Les aveux du journaliste détenu en Biélorussie diffusés

Le journaliste de 26 ans révèle aussi vouloir corriger ses erreurs et mener une vie tranquille, loin de la politique.
Photo: ONT channel via AP Le journaliste de 26 ans révèle aussi vouloir corriger ses erreurs et mener une vie tranquille, loin de la politique.

La télévision publique biélorusse a diffusé jeudi des déclarations filmées dans lesquelles un journaliste d’opposition arrêté récemment après le détournement de son avion reconnaît sa culpabilité et dit vouloir corriger ses erreurs, des aveux filmés « sous la menace » selon des défenseurs des droits de la personne.

Roman Protassevitch est l’ancien rédacteur en chef du média d’opposition Nexta, qui a joué un rôle clé dans le mouvement de contestation historique au Bélarus en 2020. Visiblement mal à l’aise à l’écran, il affirme avoir appelé à des protestations contre le régime et assure respecter le président Alexandre Loukachenko.

Le journaliste de 26 ans révèle aussi vouloir corriger ses erreurs et mener une vie tranquille, loin de la politique.

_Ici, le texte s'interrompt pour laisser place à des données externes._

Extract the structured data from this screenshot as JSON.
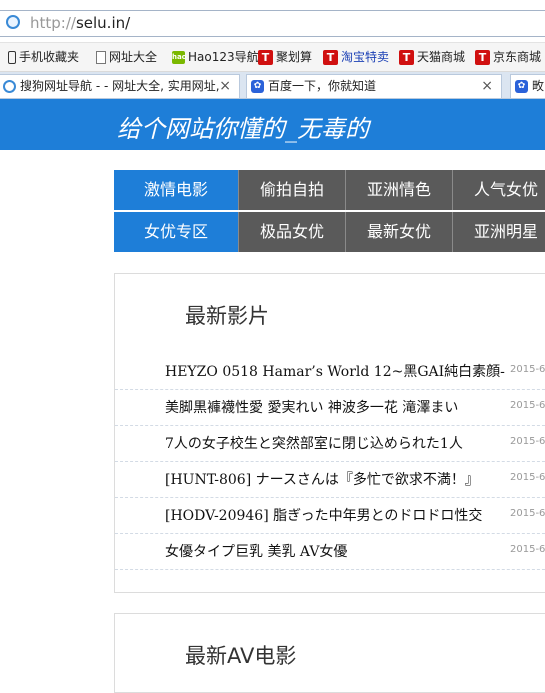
{
  "browser": {
    "url_prefix": "http://",
    "url_host": "selu.in/",
    "bookmarks": [
      {
        "label": "手机收藏夹",
        "icon": "phone-icon"
      },
      {
        "label": "网址大全",
        "icon": "document-icon"
      },
      {
        "label": "Hao123导航",
        "icon": "hao123-icon",
        "badge": "hao"
      },
      {
        "label": "聚划算",
        "icon": "tmall-t-icon",
        "badge": "T"
      },
      {
        "label": "淘宝特卖",
        "icon": "tmall-t-icon",
        "badge": "T"
      },
      {
        "label": "天猫商城",
        "icon": "tmall-t-icon",
        "badge": "T"
      },
      {
        "label": "京东商城",
        "icon": "tmall-t-icon",
        "badge": "T"
      }
    ],
    "tabs": [
      {
        "label": "搜狗网址导航 - - 网址大全, 实用网址,",
        "close": "×"
      },
      {
        "label": "百度一下，你就知道",
        "close": "×"
      },
      {
        "label": "畋",
        "close": ""
      }
    ]
  },
  "site": {
    "title": "给个网站你懂的_无毒的",
    "accent_color": "#1e7ed8",
    "nav": [
      [
        "激情电影",
        "偷拍自拍",
        "亚洲情色",
        "人气女优"
      ],
      [
        "女优专区",
        "极品女优",
        "最新女优",
        "亚洲明星"
      ]
    ]
  },
  "sections": [
    {
      "title": "最新影片",
      "items": [
        {
          "title": "HEYZO 0518 Hamar’s World 12~黑GAI純白素顔-",
          "date": "2015-6"
        },
        {
          "title": "美脚黒褲襪性愛 愛実れい 神波多一花 滝澤まい",
          "date": "2015-6"
        },
        {
          "title": "7人の女子校生と突然部室に閉じ込められた1人",
          "date": "2015-6"
        },
        {
          "title": "[HUNT-806] ナースさんは『多忙で欲求不満！』",
          "date": "2015-6"
        },
        {
          "title": "[HODV-20946] 脂ぎった中年男とのドロドロ性交",
          "date": "2015-6"
        },
        {
          "title": "女優タイプ巨乳 美乳 AV女優",
          "date": "2015-6"
        }
      ]
    },
    {
      "title": "最新AV电影",
      "items": []
    }
  ]
}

Quelques heures avant la diffusion de l’entretien, l’ONG de défense des droits de la personne Viasna a dénoncé l’obtention des propos « sous la menace ».

« Tout ce que dira [Roman] Protassevitch aura été obtenu après des menaces, psychologiques au minimum, et sous la menace d’accusations injustes, mais très graves dont il est l’objet », a déclaré à l’AFP jeudi matin le directeur de Viasna, Ales Bialiatski. « Quoi qu’il dise maintenant, c’est de la pure propagande qui n’a aucune part de vérité », a-t-il poursuivi.

Tollé international

Roman Protassevitch a été arrêté le 23 mai avec sa compagne russe de 23 ans, Sofia Sapega, après l’atterrissage non prévu de leur avion de ligne de la compagnie Ryanair, à Minsk, la capitale de la Biélorussie, alors qu’il était parti d’Athènes et devait atterrir à Vilnius, en Lituanie. Les autorités biélorusses ont justifié le détournement de l’avion, qui survolait leur territoire, par une alerte à la bombe.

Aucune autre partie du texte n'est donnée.